A Brooklyn man who for years championed the idea of installing secured bicycle parking containers across the five boroughs said city officials iced him out of a deal to make his dream a reality.
Flatbush native Shabazz Stuart founded the company Oonee in 2017, which has since installed a handful of pods at transit hubs in New York City and New Jersey where cyclists can stash their bikes. The pods, which are free to use, are locked and can only be opened with a smartphone app.
Stuart has billed Oonee as a way to boost cycling in the city by allowing people to be more comfortable locking their bikes up in public without fearing they’ll be stolen. He has called for his pods to be installed in parking spaces across the city. The city transportation department contracted his company to install one of its pods in the Meatpacking District as part of a pilot program in 2022.

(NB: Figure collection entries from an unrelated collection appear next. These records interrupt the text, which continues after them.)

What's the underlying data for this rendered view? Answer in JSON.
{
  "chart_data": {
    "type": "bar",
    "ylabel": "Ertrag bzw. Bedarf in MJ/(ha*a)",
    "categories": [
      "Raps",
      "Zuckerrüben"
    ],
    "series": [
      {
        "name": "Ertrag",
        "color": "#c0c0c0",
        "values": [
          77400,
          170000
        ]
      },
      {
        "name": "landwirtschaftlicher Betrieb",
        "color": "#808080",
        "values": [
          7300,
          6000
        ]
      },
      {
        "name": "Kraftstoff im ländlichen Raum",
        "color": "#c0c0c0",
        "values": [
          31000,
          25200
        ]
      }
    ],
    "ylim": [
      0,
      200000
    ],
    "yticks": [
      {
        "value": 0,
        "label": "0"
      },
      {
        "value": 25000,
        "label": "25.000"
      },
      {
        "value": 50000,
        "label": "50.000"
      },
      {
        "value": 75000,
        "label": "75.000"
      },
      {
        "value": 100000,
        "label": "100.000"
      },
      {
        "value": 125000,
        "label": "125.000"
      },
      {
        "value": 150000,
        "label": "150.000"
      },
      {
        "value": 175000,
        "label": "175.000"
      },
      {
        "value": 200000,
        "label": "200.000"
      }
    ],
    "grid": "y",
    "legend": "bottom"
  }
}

But on Monday, DOT officials said they would go in another direction. They announced the California-based company Tranzito as the city's preferred partner for installing up to 500 bike-parking pods. The city has not yet finalized its contract with the company and did not disclose how much money would be involved. Transportation officials cited Tranzito's experience installing bike parking systems near train stations in California.
Stuart on Tuesday said DOT officials never responded to a proposal he submitted last year for Oonee to oversee the rollout.
“We've never been interviewed,” Stuart said. “ This was always something that we sought to scale in New York City and in exchange for years, a decade actually, of advocacy and pilots and financial risks. We've been told to drop dead by the DOT.”
A rendering of one of the bike storage pods proposed by Tranzito.
DOT representatives disputed Stuart's allegation that Oonee was excluded from the process.
The city is required to have transparent bidding for most contracts and to score proposals from vendors on clearly defined metrics. DOT spokesperson Vincent Barone said for this contract those metrics included total costs, how a company would run the program, its track record and resources. Tranzito scored the highest based on these metrics, he said.
“NYC DOT’s goal was to search the globe for the best possible company with the experience and game plan to run a reliable and affordable secure bike parking at the nation’s largest scale,” Barone said in an email. “The agency followed the legally required procurement process — and the highest-scoring proposal was from a company that has 20 years of experience operating secure bike parking programs."
Representatives for Tranzito did not respond to a request for comment.
DOT officials said they eventually want to install the bike storage units across the city and will prioritize putting them near subway stations, along major bus routes and in dense areas where people might not have room in their apartments for a bicycle.
Jon Orcutt, a former DOT official and current advocacy director at the group Bike New York, said he was surprised that the city indicated it would not select Oonee: “Those guys really put the issue on the map here in the city."
Stuart said he’s weighing a formal protest of the process behind the evaluation. He argued that his company has on-the-ground experience in New York City and had partnered with a group that has already installed thousands of bike parking spots in London and Paris.